12. The method of claim 7, wherein the NRIP interacts with ACTN2.

13. The method of claim 7, wherein the test sample and the control sample are blood, serum or plasma.

14. A method of screening an agent for treating cardiomyopathy, comprising providing a test agent to a test sample from a subject suffering from cardiomyopathy, and measuring an expression level of NRIP in test sample, wherein an increasing or equal amount in the expression level of NRIP in the test sample, relative to a control sample from a non-cardiomyopathy subject, is indicative of the test agent being the agent for treating cardiomyopathy.

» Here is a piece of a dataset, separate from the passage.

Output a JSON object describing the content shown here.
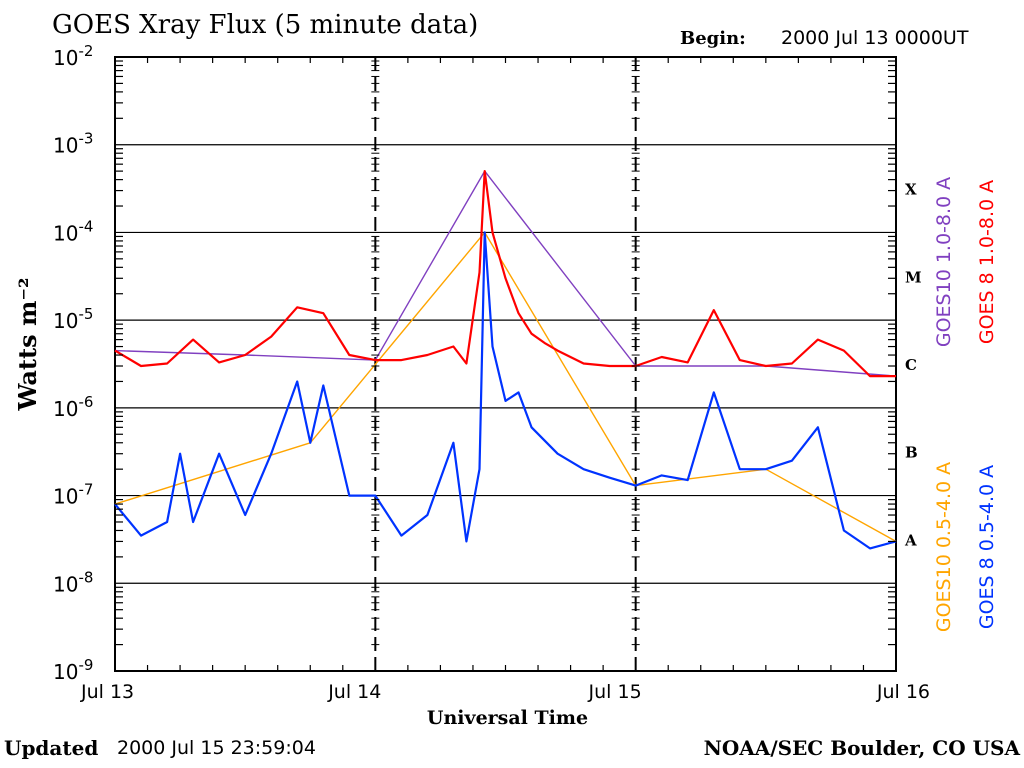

15. The method of claim 14, wherein the cardiomyopathy is hypertrophic cardiomyopathy, dilated cardiomyopathy, restrictive cardiomyopathy or arrhythmogenic right ventricular cardiomyopathy.

16. The method of claim 15, wherein the cardiomyopathy is hypertrophic cardiomyopathy.

17. The method of claim 14, wherein the expression level of NRIP is the expression level of protein, RNA or DNA of NRIP.

18. The method of claim 14, wherein the NRIP is a Z-disc protein.

19. The method of claim 14, wherein the NRIP interacts with ACTN2.

20. The method of claim 14, wherein the test sample and the control sample are blood, serum, plasma or cardiac cell.